A mediados de la década de 1950, en Argentina, un grupo de amigos se reunía con frecuencia para conversar sobre política, poesía, filosofía, arte. El más joven tenía alrededor de 18 años. El mayor, cerca de 60. Vivían en la provincia, a orillas del Paraná, y compartían una curiosidad inagotable por el entorno –próximo o distante– y una suerte de ascética responsabilidad intelectual. La mayor parte de ellos escribía, pero les preocupaba poco o nada publicar sus textos. Los unía, sobre todo, el afecto y la mutua admiración.
Veinte años después, tras el golpe militar, casi todos debieron partir hacia distintos lugares del mundo. Uno de ellos, Hugo Gola (Santa Fe, Argentina, 1927), se instaló en la ciudad de México. Desde entonces ha desempeñado una muy importante labor dentro del ámbito editorial y literario de nuestro país. Hoy dirige la revista El poeta y su trabajo, y su último libro, mezcla de ensayo biográfico y crónica, fue publicado hace apenas un par de meses por la editorial Mangos de Hacha.
Mientras que la crítica se ha concentrado en el aspecto marginal de aquel grupo de poetas que escribía efectivamente desde los bordes, Gola rescata en este volumen el lado íntimo de dos de sus amigos más entrañables. Por un lado, el maestro que nunca se comportó como un maestro, Juan L. Ortiz, autor de uno de los poemas centrales de la literatura argentina: El Gualeguay. Por otro lado, Juan José Saer, discípulo tanto de Ortiz como de Gola y una de las voces sobresalientes de la literatura contemporánea en lengua castellana. Juanele: el mayor del grupo, un personaje extravagante que padecía un crónico enfisema pulmonar, que nunca pesó más de 45 kilos y que consumía anfetaminas para diluir su fatiga. Saer: el más joven, un aprendiz que pronto se convertiría en un diestro narrador.

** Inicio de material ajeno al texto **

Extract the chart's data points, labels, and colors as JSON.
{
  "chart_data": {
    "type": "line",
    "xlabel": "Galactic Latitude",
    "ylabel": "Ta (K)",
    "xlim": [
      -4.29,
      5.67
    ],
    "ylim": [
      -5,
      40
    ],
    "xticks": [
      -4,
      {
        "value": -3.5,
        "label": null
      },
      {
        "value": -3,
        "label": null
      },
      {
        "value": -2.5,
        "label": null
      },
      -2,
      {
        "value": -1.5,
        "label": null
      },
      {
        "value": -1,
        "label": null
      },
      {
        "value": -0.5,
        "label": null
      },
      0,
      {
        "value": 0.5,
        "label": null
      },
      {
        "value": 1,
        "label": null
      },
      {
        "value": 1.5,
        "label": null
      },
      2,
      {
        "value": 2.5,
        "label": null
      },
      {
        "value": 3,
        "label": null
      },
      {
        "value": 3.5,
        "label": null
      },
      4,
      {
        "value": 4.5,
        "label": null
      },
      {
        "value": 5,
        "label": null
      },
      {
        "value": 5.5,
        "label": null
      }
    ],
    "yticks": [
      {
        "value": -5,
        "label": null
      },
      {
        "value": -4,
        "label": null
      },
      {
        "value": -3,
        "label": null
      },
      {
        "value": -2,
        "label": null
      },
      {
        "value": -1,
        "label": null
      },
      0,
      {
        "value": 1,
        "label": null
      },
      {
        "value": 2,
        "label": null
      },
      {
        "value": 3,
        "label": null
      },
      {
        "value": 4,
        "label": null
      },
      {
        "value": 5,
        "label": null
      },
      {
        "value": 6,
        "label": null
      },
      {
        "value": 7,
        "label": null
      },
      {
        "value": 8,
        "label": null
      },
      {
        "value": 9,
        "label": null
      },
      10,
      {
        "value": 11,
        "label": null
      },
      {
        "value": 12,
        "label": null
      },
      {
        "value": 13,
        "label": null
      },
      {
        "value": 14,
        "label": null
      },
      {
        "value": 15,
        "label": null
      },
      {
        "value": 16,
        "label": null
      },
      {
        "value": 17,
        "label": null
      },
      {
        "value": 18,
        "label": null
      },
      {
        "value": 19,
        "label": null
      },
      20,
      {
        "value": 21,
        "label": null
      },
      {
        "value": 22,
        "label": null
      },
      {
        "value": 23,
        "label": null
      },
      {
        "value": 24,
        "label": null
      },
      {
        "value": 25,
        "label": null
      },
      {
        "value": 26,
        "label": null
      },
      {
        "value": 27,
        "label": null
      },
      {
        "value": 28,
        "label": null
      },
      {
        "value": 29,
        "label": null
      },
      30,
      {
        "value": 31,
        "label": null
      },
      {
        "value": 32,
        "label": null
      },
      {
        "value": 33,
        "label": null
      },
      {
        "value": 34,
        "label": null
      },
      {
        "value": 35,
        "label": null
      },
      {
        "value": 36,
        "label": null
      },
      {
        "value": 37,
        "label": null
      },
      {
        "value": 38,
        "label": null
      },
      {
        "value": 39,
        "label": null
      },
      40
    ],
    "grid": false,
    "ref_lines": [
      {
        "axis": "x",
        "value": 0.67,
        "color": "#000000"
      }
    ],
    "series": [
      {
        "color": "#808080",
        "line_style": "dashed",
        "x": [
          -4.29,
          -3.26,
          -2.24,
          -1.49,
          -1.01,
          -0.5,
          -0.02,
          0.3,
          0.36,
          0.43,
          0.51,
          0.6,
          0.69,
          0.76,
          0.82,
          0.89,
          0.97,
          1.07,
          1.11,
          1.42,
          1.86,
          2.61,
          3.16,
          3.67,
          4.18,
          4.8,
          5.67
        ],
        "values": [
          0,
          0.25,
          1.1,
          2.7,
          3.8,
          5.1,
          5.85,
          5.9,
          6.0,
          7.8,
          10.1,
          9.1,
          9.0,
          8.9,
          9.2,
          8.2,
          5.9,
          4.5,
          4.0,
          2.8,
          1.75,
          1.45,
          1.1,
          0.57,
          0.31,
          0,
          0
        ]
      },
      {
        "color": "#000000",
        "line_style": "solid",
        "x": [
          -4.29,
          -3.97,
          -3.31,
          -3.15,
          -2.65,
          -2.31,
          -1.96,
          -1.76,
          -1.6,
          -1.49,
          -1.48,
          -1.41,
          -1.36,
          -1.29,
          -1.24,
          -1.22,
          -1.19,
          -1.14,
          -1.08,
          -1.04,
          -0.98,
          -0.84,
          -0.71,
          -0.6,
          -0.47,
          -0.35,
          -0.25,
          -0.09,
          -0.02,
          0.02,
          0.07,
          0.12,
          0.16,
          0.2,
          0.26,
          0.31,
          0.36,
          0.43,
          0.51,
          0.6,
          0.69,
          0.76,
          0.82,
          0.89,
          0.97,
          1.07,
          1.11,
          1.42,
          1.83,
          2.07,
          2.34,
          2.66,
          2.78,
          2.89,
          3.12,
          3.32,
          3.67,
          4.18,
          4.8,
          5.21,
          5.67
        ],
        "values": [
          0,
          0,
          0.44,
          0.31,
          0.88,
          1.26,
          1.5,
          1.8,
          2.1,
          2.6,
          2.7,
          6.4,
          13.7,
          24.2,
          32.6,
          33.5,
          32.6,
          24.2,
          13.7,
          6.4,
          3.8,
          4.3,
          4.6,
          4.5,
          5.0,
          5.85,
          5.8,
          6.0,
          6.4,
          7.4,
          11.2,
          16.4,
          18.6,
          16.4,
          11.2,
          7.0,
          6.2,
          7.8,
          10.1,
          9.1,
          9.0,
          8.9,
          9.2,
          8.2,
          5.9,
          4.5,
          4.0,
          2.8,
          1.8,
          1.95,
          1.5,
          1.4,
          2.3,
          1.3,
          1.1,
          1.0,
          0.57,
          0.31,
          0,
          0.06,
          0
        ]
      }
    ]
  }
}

Quienes forman parte del llamado “medio literario” saben, porque así lo dicta la consigna, que jamás deben confesar ningún tipo de interés por la fama; están al corriente de que deben decir que la rechazan, pero no abandonan la compulsión de alcanzarla a cualquier precio. Por ello, suele repudiarse de modo sistemático la idea del éxito, pero aceptarse de inmediato sus beneficios mundanos. Las publicaciones prematuras, la preocupación por figurar dentro del circuito, el ansia de acumular premios, becas, menciones en periódicos y revistas, explican, en definitiva, la propensión casi prioritaria de los críticos a aclarar que, en el caso de este grupo de escritores rioplatenses, existía un desinterés verdadero por incorporarse al engranaje.
Si los especialistas en la obra de Juan L. Ortiz, Juan José Saer o Hugo Gola, pero también quienes se han ocupado de Antonio di Benedetto, Francisco Urondo, Mario Medina, Raúl Beceyro o Hugo Padeletti, insisten en persuadir al lector sobre la distancia geográfica, estilística y ética adoptada por todos ellos, se debe sin duda a la necesidad de alejarse de esa deformación contemporánea que privilegia y celebra a quienes aparecen en la cartelera. Se juzga el “espectáculo” que la rodea, pero no la literatura misma.
Esta circunstancia actual contrasta, pues, con la postura moral de un clan que, más allá de toda palabrería, creía con firmeza en la importancia de borrarse en lo individual para que la obra pudiera, así, adquirir su dimensión estricta.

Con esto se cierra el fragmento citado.